Low Fat Mac & Cheese
Finally, a low fat macaroni & cheese with good texture and taste! Use a deep baking dish to keep it creamy.
- 8 oz. dried elbow macaroni
- 2 tbsp low fat margarine
- 2 tbsp flour
- 1 1/2 c. skim milk
- 3/4 c. (3 oz.) low fat Cheddar, shredded
- 3 slices (2 oz.) low fat American cheese, cut into bits
- 2 oz. light cream cheese, cut into bits
- Salt and pepper
- 1.5 tbsp. grated Parmesan
- » Preheat oven to 350 degrees.
» Cook macaroni in boiling, salted water, until al dente. Drain.» In a saucepan, melt margarine over Medium-low heat.» When margarine is melted, stir in flour to make a roux.

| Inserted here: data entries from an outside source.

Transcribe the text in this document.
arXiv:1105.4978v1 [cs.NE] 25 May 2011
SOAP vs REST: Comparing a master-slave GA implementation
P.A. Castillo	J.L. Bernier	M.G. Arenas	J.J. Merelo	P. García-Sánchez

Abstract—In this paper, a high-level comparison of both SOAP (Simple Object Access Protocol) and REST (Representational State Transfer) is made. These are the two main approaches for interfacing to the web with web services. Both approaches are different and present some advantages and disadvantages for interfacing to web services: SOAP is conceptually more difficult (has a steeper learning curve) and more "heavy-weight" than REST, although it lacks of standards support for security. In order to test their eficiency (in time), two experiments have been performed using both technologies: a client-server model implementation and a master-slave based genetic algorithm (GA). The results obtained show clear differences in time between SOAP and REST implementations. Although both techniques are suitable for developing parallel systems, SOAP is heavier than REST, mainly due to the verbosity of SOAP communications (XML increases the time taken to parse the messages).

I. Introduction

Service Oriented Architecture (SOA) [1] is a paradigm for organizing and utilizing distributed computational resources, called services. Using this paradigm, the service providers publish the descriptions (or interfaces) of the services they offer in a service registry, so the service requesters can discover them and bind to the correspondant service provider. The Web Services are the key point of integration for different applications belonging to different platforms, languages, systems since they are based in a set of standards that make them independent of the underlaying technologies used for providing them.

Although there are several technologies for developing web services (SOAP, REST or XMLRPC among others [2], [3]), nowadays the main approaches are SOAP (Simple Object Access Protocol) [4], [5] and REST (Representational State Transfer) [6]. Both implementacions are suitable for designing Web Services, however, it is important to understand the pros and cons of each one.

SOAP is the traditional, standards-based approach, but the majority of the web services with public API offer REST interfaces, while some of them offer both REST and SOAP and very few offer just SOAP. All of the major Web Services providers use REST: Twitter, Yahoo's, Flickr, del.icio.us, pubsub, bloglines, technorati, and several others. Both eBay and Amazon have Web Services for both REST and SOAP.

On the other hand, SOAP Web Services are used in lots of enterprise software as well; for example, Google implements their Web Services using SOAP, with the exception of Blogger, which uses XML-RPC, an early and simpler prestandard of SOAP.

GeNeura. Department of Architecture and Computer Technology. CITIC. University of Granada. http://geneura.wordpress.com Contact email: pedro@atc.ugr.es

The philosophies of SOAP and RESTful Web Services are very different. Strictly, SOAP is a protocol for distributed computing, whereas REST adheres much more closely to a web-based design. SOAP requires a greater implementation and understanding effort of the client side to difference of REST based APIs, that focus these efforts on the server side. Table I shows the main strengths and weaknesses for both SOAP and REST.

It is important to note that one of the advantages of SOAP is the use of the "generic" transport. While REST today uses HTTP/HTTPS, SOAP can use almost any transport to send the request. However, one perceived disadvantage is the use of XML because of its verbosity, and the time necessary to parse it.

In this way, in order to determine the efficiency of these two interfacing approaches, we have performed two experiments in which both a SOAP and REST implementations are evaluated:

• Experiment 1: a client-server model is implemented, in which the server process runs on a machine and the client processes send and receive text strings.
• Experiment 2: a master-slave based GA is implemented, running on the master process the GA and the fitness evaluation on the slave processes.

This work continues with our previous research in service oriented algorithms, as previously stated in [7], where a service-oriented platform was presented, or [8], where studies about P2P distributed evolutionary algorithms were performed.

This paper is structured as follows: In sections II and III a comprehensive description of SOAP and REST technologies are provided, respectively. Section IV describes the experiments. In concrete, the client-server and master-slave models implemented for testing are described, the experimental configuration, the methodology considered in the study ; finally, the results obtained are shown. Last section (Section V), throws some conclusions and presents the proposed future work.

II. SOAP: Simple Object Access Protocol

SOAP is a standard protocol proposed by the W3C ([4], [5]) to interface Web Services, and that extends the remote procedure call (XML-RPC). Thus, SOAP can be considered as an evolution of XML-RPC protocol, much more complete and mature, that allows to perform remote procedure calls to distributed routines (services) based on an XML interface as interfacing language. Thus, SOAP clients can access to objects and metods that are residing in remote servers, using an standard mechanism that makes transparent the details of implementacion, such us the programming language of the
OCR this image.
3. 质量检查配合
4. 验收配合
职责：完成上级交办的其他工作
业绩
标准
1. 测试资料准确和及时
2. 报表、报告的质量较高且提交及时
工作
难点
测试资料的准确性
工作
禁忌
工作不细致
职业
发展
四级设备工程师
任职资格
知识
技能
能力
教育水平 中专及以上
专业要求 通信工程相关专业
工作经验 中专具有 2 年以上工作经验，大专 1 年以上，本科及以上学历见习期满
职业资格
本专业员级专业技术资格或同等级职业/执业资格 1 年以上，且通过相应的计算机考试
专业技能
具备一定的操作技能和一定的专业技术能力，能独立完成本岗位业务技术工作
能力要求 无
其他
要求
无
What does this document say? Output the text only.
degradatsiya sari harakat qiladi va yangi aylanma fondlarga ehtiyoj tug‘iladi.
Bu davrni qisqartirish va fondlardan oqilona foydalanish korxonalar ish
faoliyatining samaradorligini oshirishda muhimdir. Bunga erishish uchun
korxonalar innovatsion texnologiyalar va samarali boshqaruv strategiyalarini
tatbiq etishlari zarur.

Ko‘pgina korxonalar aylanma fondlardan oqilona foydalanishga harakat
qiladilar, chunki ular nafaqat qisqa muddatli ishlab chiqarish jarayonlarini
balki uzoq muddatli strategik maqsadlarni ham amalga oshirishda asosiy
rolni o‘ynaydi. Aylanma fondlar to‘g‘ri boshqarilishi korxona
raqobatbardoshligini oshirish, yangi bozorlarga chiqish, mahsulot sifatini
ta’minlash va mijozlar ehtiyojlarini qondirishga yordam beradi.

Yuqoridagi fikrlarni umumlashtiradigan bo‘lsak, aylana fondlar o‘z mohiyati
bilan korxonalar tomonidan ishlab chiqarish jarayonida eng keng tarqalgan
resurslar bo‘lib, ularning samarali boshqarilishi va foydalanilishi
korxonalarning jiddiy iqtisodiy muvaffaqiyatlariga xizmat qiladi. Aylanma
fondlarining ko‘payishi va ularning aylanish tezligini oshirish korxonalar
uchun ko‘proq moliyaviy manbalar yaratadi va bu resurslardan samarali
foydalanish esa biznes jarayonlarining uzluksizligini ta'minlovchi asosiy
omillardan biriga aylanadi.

Cook, whisking constantly, 3 minutes.» Add milk slowly in a stream, while whisking. » Cook milk sauce, whisking, until slightly thickened. » Add first three cheeses to sauce. Stir cheese into sauce until completely melted.» Stir macaroni into sauce. Season with salt and pepper to taste.» Spray baking dish with non-stick spray.» Transfer macaroni and cheese to baking dish, patting down evenly.» Sprinkle top with Parmesan.» Bake 25 to 30 minutes, or until cheese is bubbly.